Conrad Christian Parnemann Langaard (18 November 1823 - 11 August 1897) was a Norwegian businessman. He was the founder of the tobacco company, Conrad Langaard A/S.

==Biography==
Langaard was born at Lillesand in Nedenes county, Norway as a son of sea captain Mads Christian Langaard (1774–1854) and Ellevine Ellefsen (1792–1874). He was a brother of Mads Langaard Through him, he was an uncle of business executive Christian Langaard and a grand-uncle of art historian Johan Henrik Langaard (1899- 1988).

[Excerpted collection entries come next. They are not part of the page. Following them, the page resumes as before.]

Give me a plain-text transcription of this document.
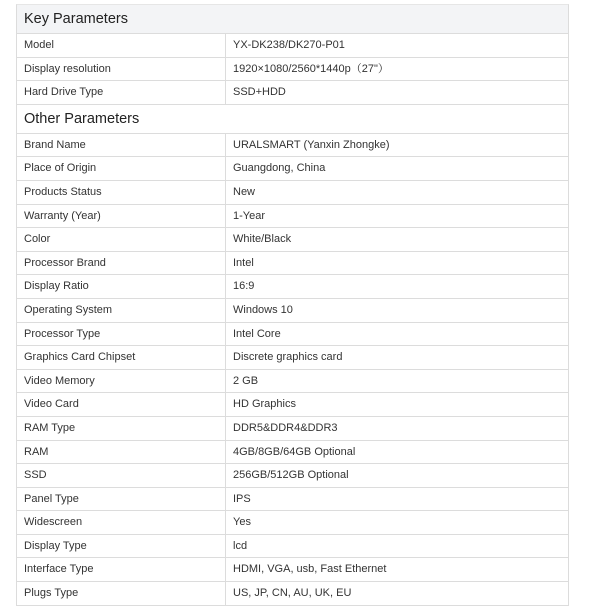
Key Parameters
Model	YX-DK238/DK270-P01
Display resolution	1920×1080/2560*1440p（27"）
Hard Drive Type	SSD+HDD
Other Parameters
Brand Name	URALSMART (Yanxin Zhongke)
Place of Origin	Guangdong, China
Products Status	New
Warranty (Year)	1-Year
Color	White/Black
Processor Brand	Intel
Display Ratio	16:9
Operating System	Windows 10
Processor Type	Intel Core
Graphics Card Chipset	Discrete graphics card
Video Memory	2 GB
Video Card	HD Graphics
RAM Type	DDR5&DDR4&DDR3
RAM	4GB/8GB/64GB Optional
SSD	256GB/512GB Optional
Panel Type	IPS
Widescreen	Yes
Display Type	lcd
Interface Type	HDMI, VGA, usb, Fast Ethernet
Plugs Type	US, JP, CN, AU, UK, EU
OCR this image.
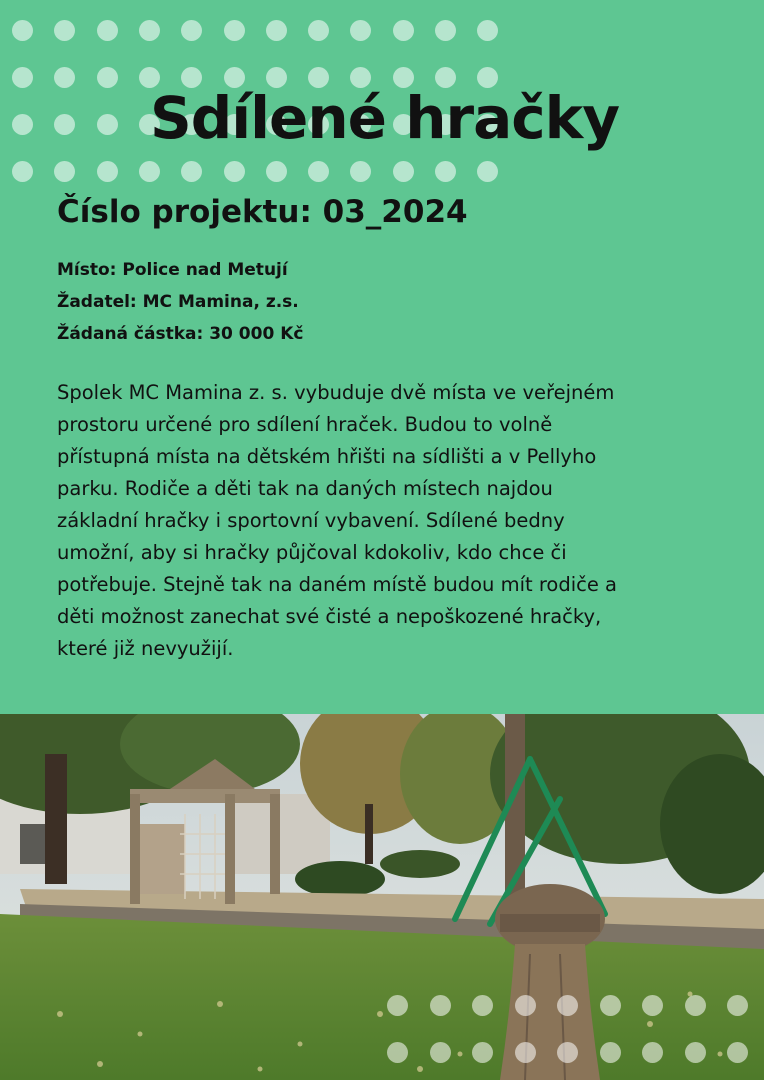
Sdílené hračky
Číslo projektu: 03_2024
Místo: Police nad Metují
Žadatel: MC Mamina, z.s.
Žádaná částka: 30 000 Kč
Spolek MC Mamina z. s. vybuduje dvě místa ve veřejném
prostoru určené pro sdílení hraček. Budou to volně
přístupná místa na dětském hřišti na sídlišti a v Pellyho
parku. Rodiče a děti tak na daných místech najdou
základní hračky i sportovní vybavení. Sdílené bedny
umožní, aby si hračky půjčoval kdokoliv, kdo chce či
potřebuje. Stejně tak na daném místě budou mít rodiče a
děti možnost zanechat své čisté a nepoškozené hračky,
které již nevyužijí.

From March 1857 he was married to Henriette Bull (1829–1867), and from February 1869 he was married to Andrea Serene Jensen (1821–1894), a sister of Lutheran priest and dramatist Peter Andreas Jensen (1812-1867). Through his son, factory owner Rasmus Agerup Langaard (1860–1908), he was a grandfather of tennis player Conrad Langaard.

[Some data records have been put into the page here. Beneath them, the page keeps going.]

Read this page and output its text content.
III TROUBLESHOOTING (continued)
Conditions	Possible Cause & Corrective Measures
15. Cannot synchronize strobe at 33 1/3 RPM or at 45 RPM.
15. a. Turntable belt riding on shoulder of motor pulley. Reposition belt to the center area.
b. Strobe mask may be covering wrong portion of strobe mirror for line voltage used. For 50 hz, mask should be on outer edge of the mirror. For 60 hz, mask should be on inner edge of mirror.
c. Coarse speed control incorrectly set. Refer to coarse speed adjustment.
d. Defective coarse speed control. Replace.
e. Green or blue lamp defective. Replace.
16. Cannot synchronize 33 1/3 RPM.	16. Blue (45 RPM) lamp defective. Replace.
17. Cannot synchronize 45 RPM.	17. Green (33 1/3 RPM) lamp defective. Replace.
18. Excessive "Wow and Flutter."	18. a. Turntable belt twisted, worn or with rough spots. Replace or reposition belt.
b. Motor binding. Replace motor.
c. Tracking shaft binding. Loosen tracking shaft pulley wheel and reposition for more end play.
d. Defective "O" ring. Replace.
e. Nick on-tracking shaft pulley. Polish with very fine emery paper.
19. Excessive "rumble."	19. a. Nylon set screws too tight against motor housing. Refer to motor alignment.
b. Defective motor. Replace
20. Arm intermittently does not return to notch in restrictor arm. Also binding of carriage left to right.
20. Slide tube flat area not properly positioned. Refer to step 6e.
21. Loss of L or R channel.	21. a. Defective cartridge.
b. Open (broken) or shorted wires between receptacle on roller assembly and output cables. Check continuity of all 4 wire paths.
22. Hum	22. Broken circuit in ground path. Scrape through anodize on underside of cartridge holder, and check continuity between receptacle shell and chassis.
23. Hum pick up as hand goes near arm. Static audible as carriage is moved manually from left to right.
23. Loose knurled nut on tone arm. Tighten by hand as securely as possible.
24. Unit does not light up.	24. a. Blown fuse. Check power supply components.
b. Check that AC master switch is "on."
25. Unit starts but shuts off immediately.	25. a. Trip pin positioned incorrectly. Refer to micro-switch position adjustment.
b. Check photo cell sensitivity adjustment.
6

In 1841, he moved to Christiania (now Oslo) with his brother Mads Langaard, who later founded Frydenlunds Brewery A/S. He entered the tobacco industry in 1849, and founded the eponymous company Conrad Langaard A/S in 1854. Starting from a tobacco factory in Oslo, the company eventually became Norway's largest wholesale distributor of tobacco products. Langaard was also a ship-owner, and became one of the wealthiest persons in Norway. Conrad Langaard died in 1897 and business management was then taken over by his only son Rasmus Langaard. The company he founded still exists as
a division of Olav Thon Group.

Olav Thon Group (Olav Thon Gruppen) is owned by the Olav Thon Foundation (Olav Thon Stiftelsen). Olav Thon Group operates primarily in the retail and hotel sectors. It hold a position in shopping centers located in Norway and Sweden as well as Thon Hotels which is one of Norway's leading hotel chains.